In banking crisis Britain, financial considerations dominate public dialogue. We are bombarded with the costs to the nation’s health bill of obesity, drink, red meat and smoking. Weirdly little is said about the cost of sexual ‘freedom’. Changing the definition of marriage is only likely to add to the nation’s bill. Gay couples cannot have children naturally and so add to the future work force to help to pay for their pensions and old age care. And how else will lesbian couples proceed who decide they want children, other than by looking to the state to help them through costly IVF, etc.? But pursuing the secular idea of freedom has set us on a slippery slope from which, apart from God stepping in, there is no turning back.
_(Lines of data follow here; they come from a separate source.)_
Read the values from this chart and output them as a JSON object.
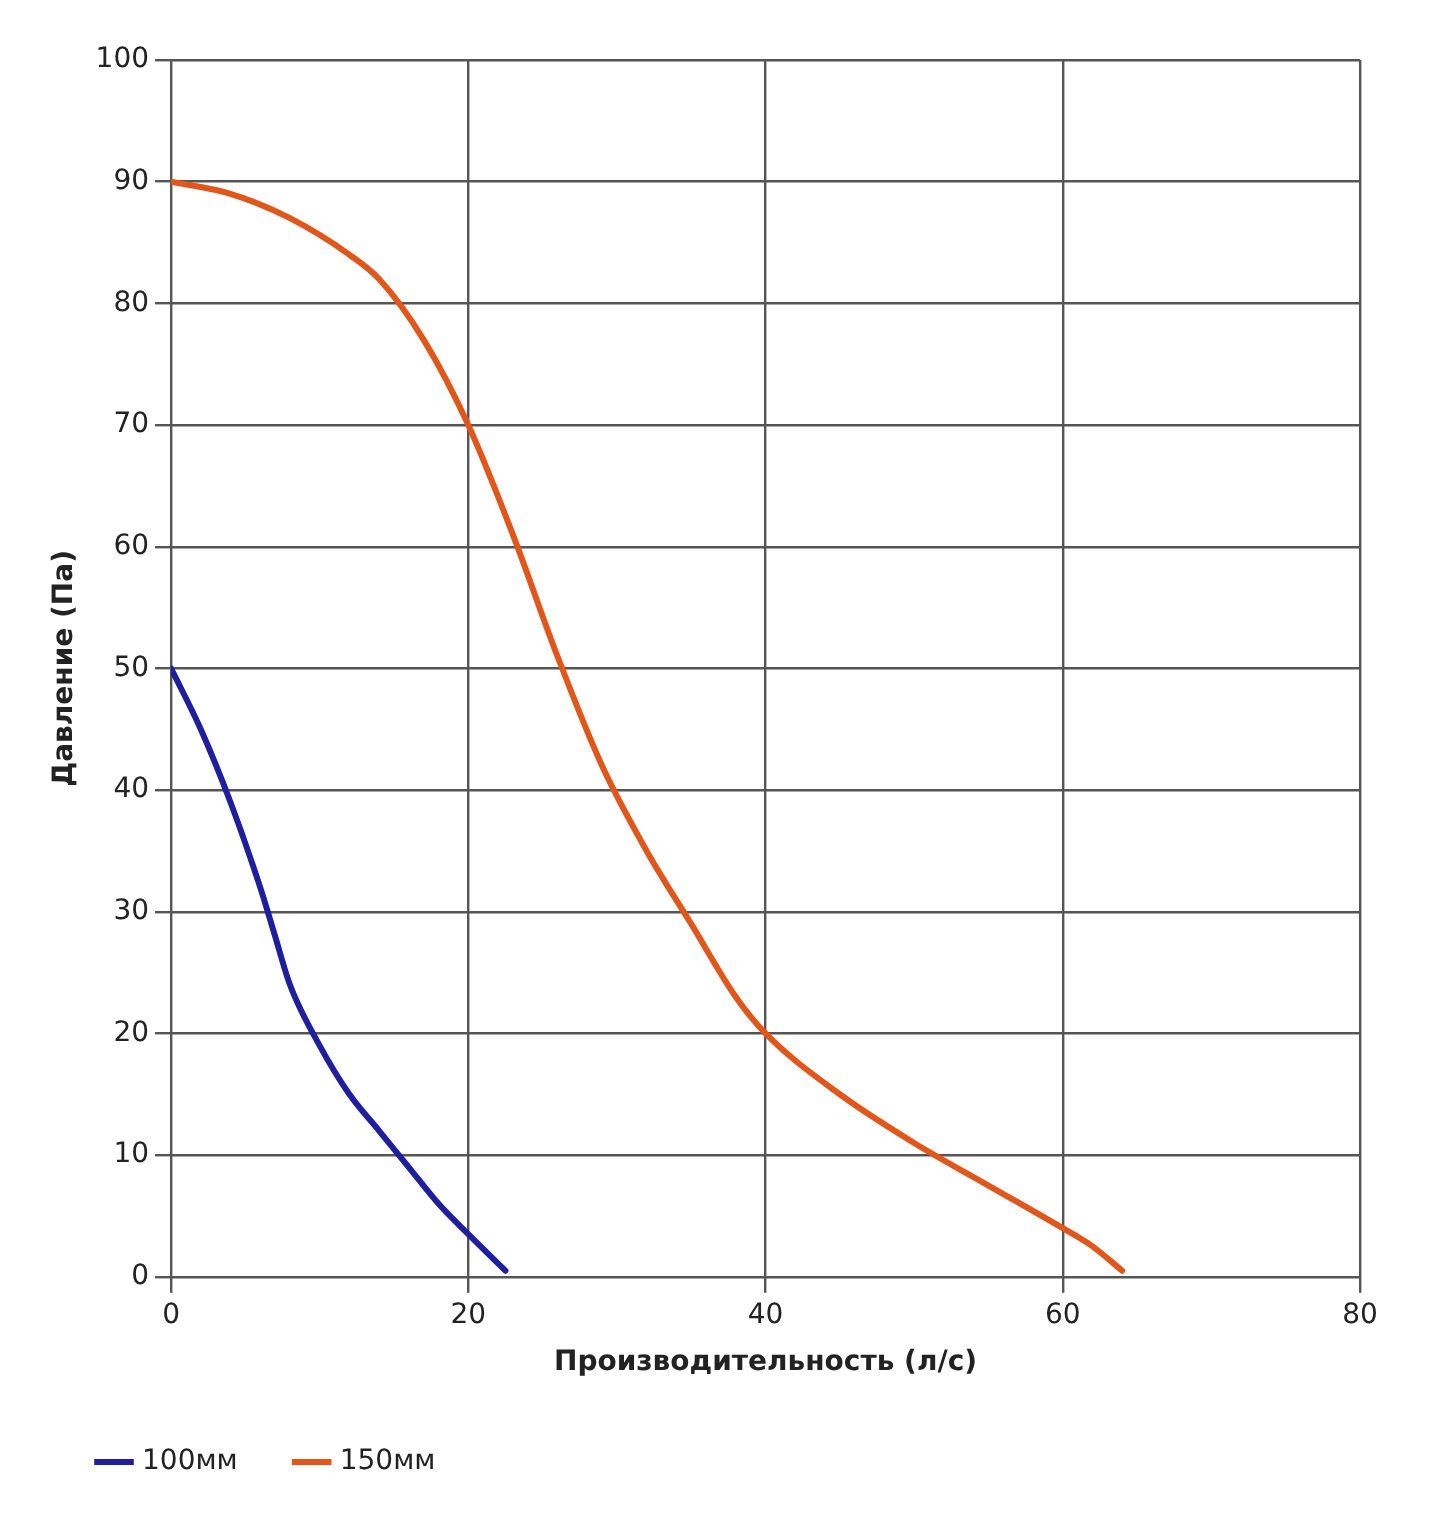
{
  "chart_data": {
    "type": "line",
    "xlabel": "Производительность (л/с)",
    "ylabel": "Давление (Па)",
    "xlim": [
      0,
      80
    ],
    "xticks": [
      0,
      20,
      40,
      60,
      80
    ],
    "ylim": [
      0,
      100
    ],
    "yticks": [
      0,
      10,
      20,
      30,
      40,
      50,
      60,
      70,
      80,
      90,
      100
    ],
    "grid": true,
    "legend": "bottom",
    "marker": "none",
    "line_style": "solid",
    "series": [
      {
        "name": "100мм",
        "color": "#1f1f9e",
        "x": [
          0,
          2,
          4,
          6,
          7,
          8,
          10,
          12,
          14,
          16,
          18,
          20,
          22.5
        ],
        "values": [
          50,
          45,
          39,
          32,
          28,
          24,
          19,
          15,
          12,
          9,
          6,
          3.5,
          0.5
        ]
      },
      {
        "name": "150мм",
        "color": "#e0561b",
        "x": [
          0,
          4,
          8,
          12,
          14,
          17,
          20,
          23,
          26,
          29,
          32,
          35,
          38,
          40,
          45,
          50,
          55,
          60,
          62,
          64
        ],
        "values": [
          90,
          89,
          87,
          84,
          82,
          77,
          70,
          61,
          51,
          42,
          35,
          29,
          23,
          20,
          15,
          11,
          7.5,
          4,
          2.5,
          0.5
        ]
      }
    ]
  }
}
The second reason why marriage is likely to be redefined is political. David Cameron has chided the Conservatives for being ‘the nasty party’. This was the soubriquet foisted on them for opposing the teaching of gay sex in schools through Section 28. In coalition with the Liberal Democrats, the Prime Minister is hardly likely to refuse the gay lobby what they want. And the Liberals are unlikely to let him simply forget the idea.
But then also there are politics in the church, specifically the Church of England. Some Anglicans see the redefinition of marriage as a trap set by secularists who are keen to see the disestablishment of the Church. If the bishops vote against the redefinition it will be used to fuel the idea that the Church stands in the way of ‘progress’ and therefore should have no place in public life or the House of Lords. For that reason there are likely to be professing Christians standing on both sides of the redefinition argument and therefore no clear direction given. So marriage will be redefined.
But let’s pray and stand for truth. Who knows what God can do?
1. Free Sex: Who pays? Moral hazard and sexual ethics by Guy Brandon, Cambridge Papers, December 2011.